何晴和簡博文立刻圍了上去。何晴小心翼翼地接過襁褓,像捧著稀世珍寶。小嬰兒似乎被驚動了,小眉頭微微蹙了一下,小嘴吧唧了兩下,又沉沉睡去。
“哎喲,這小模樣,像寧寧小時候!”何晴笑得見牙不見眼,仔細端詳著外孫女皺巴巴的小臉,“瞧這小鼻子小嘴的……真好看!”

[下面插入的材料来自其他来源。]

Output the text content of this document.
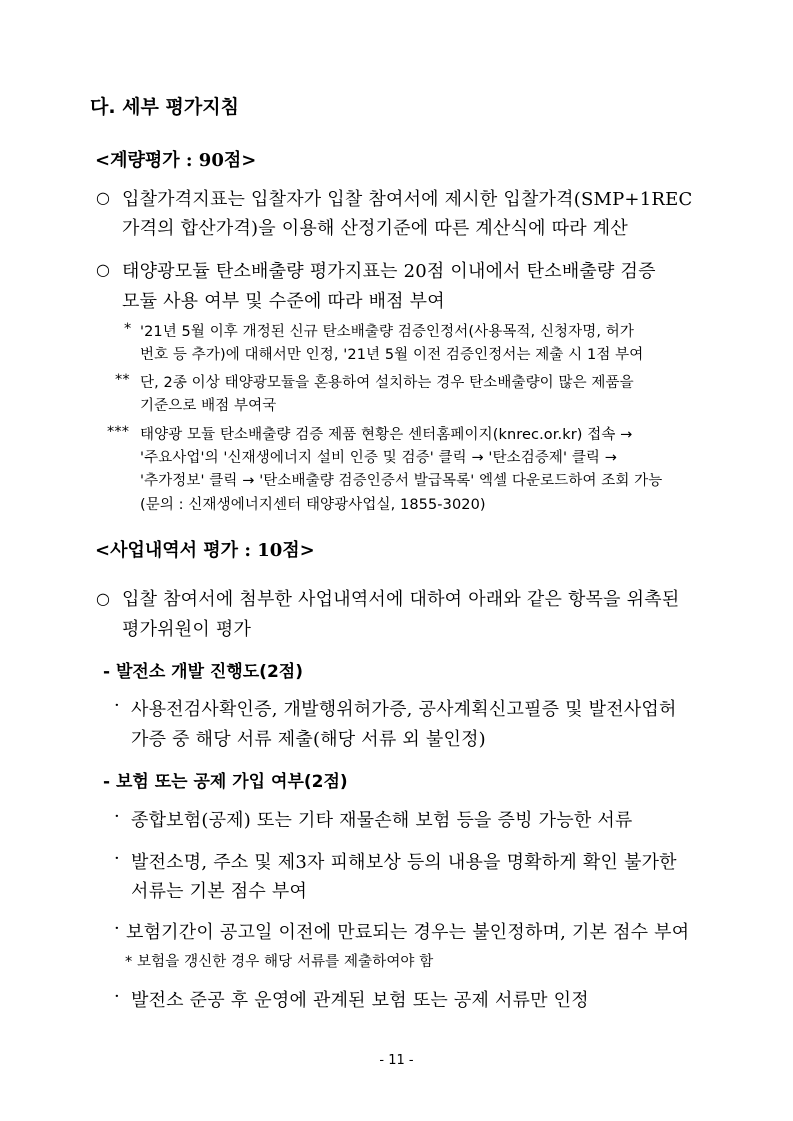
다. 세부 평가지침
<계량평가 : 90점>
○ 입찰가격지표는 입찰자가 입찰 참여서에 제시한 입찰가격(SMP+1REC
가격의 합산가격)을 이용해 산정기준에 따른 계산식에 따라 계산
○ 태양광모듈 탄소배출량 평가지표는 20점 이내에서 탄소배출량 검증
모듈 사용 여부 및 수준에 따라 배점 부여
* '21년 5월 이후 개정된 신규 탄소배출량 검증인정서(사용목적, 신청자명, 허가
번호 등 추가)에 대해서만 인정, '21년 5월 이전 검증인정서는 제출 시 1점 부여
** 단, 2종 이상 태양광모듈을 혼용하여 설치하는 경우 탄소배출량이 많은 제품을
기준으로 배점 부여국
*** 태양광 모듈 탄소배출량 검증 제품 현황은 센터홈페이지(knrec.or.kr) 접속 →
'주요사업'의 '신재생에너지 설비 인증 및 검증' 클릭 → '탄소검증제' 클릭 →
'추가정보' 클릭 → '탄소배출량 검증인증서 발급목록' 엑셀 다운로드하여 조회 가능
(문의 : 신재생에너지센터 태양광사업실, 1855-3020)
<사업내역서 평가 : 10점>
○ 입찰 참여서에 첨부한 사업내역서에 대하여 아래와 같은 항목을 위촉된
평가위원이 평가
- 발전소 개발 진행도(2점)
· 사용전검사확인증, 개발행위허가증, 공사계획신고필증 및 발전사업허
가증 중 해당 서류 제출(해당 서류 외 불인정)
- 보험 또는 공제 가입 여부(2점)
· 종합보험(공제) 또는 기타 재물손해 보험 등을 증빙 가능한 서류
· 발전소명, 주소 및 제3자 피해보상 등의 내용을 명확하게 확인 불가한
서류는 기본 점수 부여
· 보험기간이 공고일 이전에 만료되는 경우는 불인정하며, 기본 점수 부여
* 보험을 갱신한 경우 해당 서류를 제출하여야 함
· 발전소 준공 후 운영에 관계된 보험 또는 공제 서류만 인정
- 11 -
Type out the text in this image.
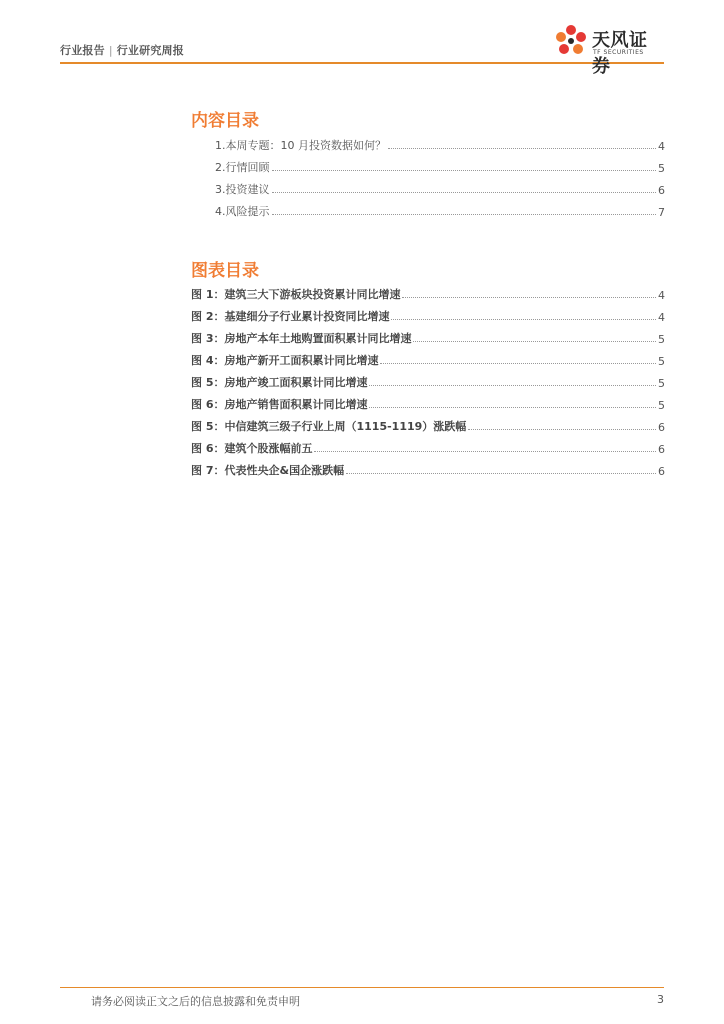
行业报告 | 行业研究周报	天风证券
TF SECURITIES
内容目录
1.本周专题：10 月投资数据如何？	4
2.行情回顾	5
3.投资建议	6
4.风险提示	7
图表目录
图 1：建筑三大下游板块投资累计同比增速	4
图 2：基建细分子行业累计投资同比增速	4
图 3：房地产本年土地购置面积累计同比增速	5
图 4：房地产新开工面积累计同比增速	5
图 5：房地产竣工面积累计同比增速	5
图 6：房地产销售面积累计同比增速	5
图 5：中信建筑三级子行业上周（1115-1119）涨跌幅	6
图 6：建筑个股涨幅前五	6
图 7：代表性央企&国企涨跌幅	6
请务必阅读正文之后的信息披露和免责申明	3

簡博文湊近了看,想伸手碰碰孩子的小手,又怕自己的手弄疼了她,最後只是咧著嘴笑:“好!真好!咱簡家也有第三代了!”
簡平和簡凡也擠在旁邊,伸著脖子看。
“哇,這麼小啊!”
“紅彤彤的,像個小猴子……不過挺可愛的!”簡凡剛說完就被何晴輕輕拍了一下後腦勺:“臭小子,怎麼說話呢!這是你親外甥女!”
病房裡一時間充滿了歡聲笑語。王秀蘭和李建國熱情地招呼親家坐,李雪姣忙著倒水。何晴把孩子放回搖籃,立刻又轉向女兒,開始事無鉅細地詢問:疼了多久?吃了東西沒?奶水怎麼樣?又趕緊把自己帶來的紅糖、雞蛋、熬好粥拿出來,恨不得讓女兒立刻補回來。
簡寧看著圍繞在身邊的至親,父母臉上的心疼與驕傲,弟弟們好奇又興奮的目光,公婆的關切,丈夫始終停留在她和孩子身上的溫柔眼神……雖然身體依舊虛弱,但內心被一種巨大的、暖融融的幸福感填得滿滿的。